Greenberg - mouse torpor
Inducing torpor in mice with chemogenetics. d) Chemogenetic activation of the anterior and ventral portions of the medial and lateral preoptic area (avMLPA) of the hypothalamus (blue) decreased core body temperature, inducing a state of torpor in mice. The same mice in a control condition (yellow) and mice lacking avMLPA TRAPed neurons (pink) did not show changes in torpor.

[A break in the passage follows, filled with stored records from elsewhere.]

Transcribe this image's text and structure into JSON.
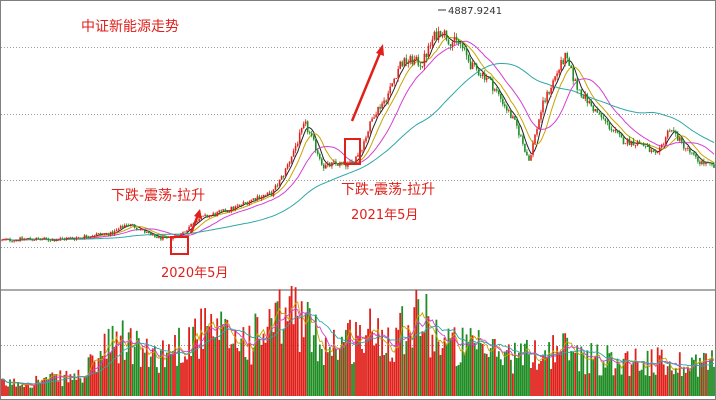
{
  "chart_data": {
    "type": "candlestick",
    "title": "中证新能源走势",
    "price_axis": {
      "min": 1000,
      "max": 5200,
      "gridlines": [
        1600,
        2600,
        3600,
        4600
      ]
    },
    "series": {
      "close": {
        "key": [
          [
            0,
            1700
          ],
          [
            25,
            1720
          ],
          [
            50,
            1710
          ],
          [
            75,
            1740
          ],
          [
            95,
            1790
          ],
          [
            110,
            1800
          ],
          [
            125,
            1950
          ],
          [
            137,
            1880
          ],
          [
            150,
            1760
          ],
          [
            165,
            1720
          ],
          [
            180,
            1800
          ],
          [
            195,
            2020
          ],
          [
            215,
            2100
          ],
          [
            235,
            2200
          ],
          [
            255,
            2350
          ],
          [
            270,
            2400
          ],
          [
            282,
            2700
          ],
          [
            296,
            3200
          ],
          [
            303,
            3450
          ],
          [
            312,
            3150
          ],
          [
            322,
            2800
          ],
          [
            333,
            2850
          ],
          [
            343,
            2830
          ],
          [
            350,
            2850
          ],
          [
            360,
            3100
          ],
          [
            372,
            3600
          ],
          [
            385,
            3850
          ],
          [
            398,
            4350
          ],
          [
            410,
            4400
          ],
          [
            420,
            4350
          ],
          [
            432,
            4750
          ],
          [
            440,
            4860
          ],
          [
            447,
            4700
          ],
          [
            458,
            4650
          ],
          [
            470,
            4300
          ],
          [
            485,
            4150
          ],
          [
            500,
            3800
          ],
          [
            515,
            3400
          ],
          [
            527,
            2900
          ],
          [
            540,
            3700
          ],
          [
            553,
            4150
          ],
          [
            563,
            4450
          ],
          [
            575,
            4000
          ],
          [
            590,
            3700
          ],
          [
            605,
            3450
          ],
          [
            620,
            3200
          ],
          [
            640,
            3150
          ],
          [
            655,
            2950
          ],
          [
            668,
            3400
          ],
          [
            680,
            3150
          ],
          [
            695,
            2900
          ],
          [
            712,
            2800
          ]
        ]
      },
      "volume_points": [
        [
          0,
          3
        ],
        [
          40,
          4
        ],
        [
          80,
          5
        ],
        [
          105,
          12
        ],
        [
          125,
          14
        ],
        [
          145,
          10
        ],
        [
          165,
          11
        ],
        [
          195,
          16
        ],
        [
          220,
          15
        ],
        [
          250,
          14
        ],
        [
          275,
          18
        ],
        [
          292,
          22
        ],
        [
          305,
          17
        ],
        [
          322,
          13
        ],
        [
          345,
          14
        ],
        [
          370,
          16
        ],
        [
          390,
          15
        ],
        [
          415,
          22
        ],
        [
          425,
          18
        ],
        [
          445,
          13
        ],
        [
          470,
          12
        ],
        [
          490,
          11
        ],
        [
          520,
          10
        ],
        [
          540,
          11
        ],
        [
          560,
          12
        ],
        [
          580,
          10
        ],
        [
          610,
          9
        ],
        [
          640,
          9
        ],
        [
          670,
          8
        ],
        [
          712,
          9
        ]
      ]
    },
    "moving_averages": [
      {
        "period": 5,
        "color": "#222222"
      },
      {
        "period": 10,
        "color": "#c8a400"
      },
      {
        "period": 20,
        "color": "#d43fd4"
      },
      {
        "period": 60,
        "color": "#2fa8a8"
      }
    ],
    "volume_moving_averages": [
      {
        "period": 5,
        "color": "#c8a400"
      },
      {
        "period": 10,
        "color": "#d43fd4"
      },
      {
        "period": 20,
        "color": "#2fa8a8"
      }
    ],
    "max_label": "4887.9241",
    "annotations": [
      {
        "text": "下跌-震荡-拉升",
        "index": 0
      },
      {
        "text": "2020年5月",
        "index": 0
      },
      {
        "text": "下跌-震荡-拉升",
        "index": 1
      },
      {
        "text": "2021年5月",
        "index": 1
      }
    ],
    "colors": {
      "up": "#e0201b",
      "down": "#1f8c24",
      "annotation": "#e0201b",
      "grid": "#9a9a9a"
    }
  }
}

Introduction of a new, highly sensitive optogenetic technique

Over the last decade, optogenetics has been a popular technique to manipulate neuronal activity with high temporal and spatial precision, but the invasiveness of optical fiber implantation is less than ideal. In an effort to improve this method, a multi-university team led by Dr. Guoping Feng at the Massachusetts Institute of Technology developed a step-function opsin with ultra-high light sensitivity (SOUL), which enables external light delivery and offers a minimally invasive tool for manipulating neuronal activity in both rodent and primate models. This method is particularly advantageous because, after activation, it allows the animals to be released from the light source while the neurons remain activated. Further, this method allows for synchronized spiking in all opsin-expressing cells at a firing rate that is determined by the researcher. First, the researchers developed and validated the SOUL method utilizing a combination of techniques, including Cre-inducible mouse lines, whole-cell recordings, and photocurrent stimulation. The researchers also demonstrate that SOUL has sufficient photosensitivity to allow for transcranial stimulation within a deep brain region, the lateral hypothalamus (LH). Transcranial stimulation increased the expression of an immediate early gene, c-Fos, demonstrating that it is sufficient to induce neural activity in the LH. The researchers then showed that food-deprived LH SOUL-expressing mice displayed reduced food consumption after SOUL activation by blue light, which were then inactivated by an orange light and food consumption was restored. They further showed that blue and orange light transcranial stimulation does not increase brain inflammation in the cortex. Dr. Feng’s team also demonstrated that this system works in macaques; here, the light was delivered above the dura using an optical fiber to activate deep cortical areas. SOUL was found to induce local field potential oscillations in the macaque cortex. Thus, SOUL may be a promising new tool in the field of neuroscience for the study of the relationship between local or circuit activity and behavior in a minimally invasive and temporally precise way.

Feng - SOUL step opsin
Stimulation of SOUL-expressing neurons inhibits feeding behavior in mice. A) A schematic of transcranial optical stimulation of SOUL-expressing neurons in the mouse lateral hypothalamus (LH) (red). B) SOUL knock-in mice were injected with the virus used to drive SOUL expression (red) in the LH. C) A microscope image of opsin expression in LH neurons. D) Optogenetic activation of SOUL-expressing neurons in the LH reduced food consumption in food-deprived mice, demonstrating SOUL’s utility for simultaneous manipulation of neuronal activity and behaviors in a rodent model.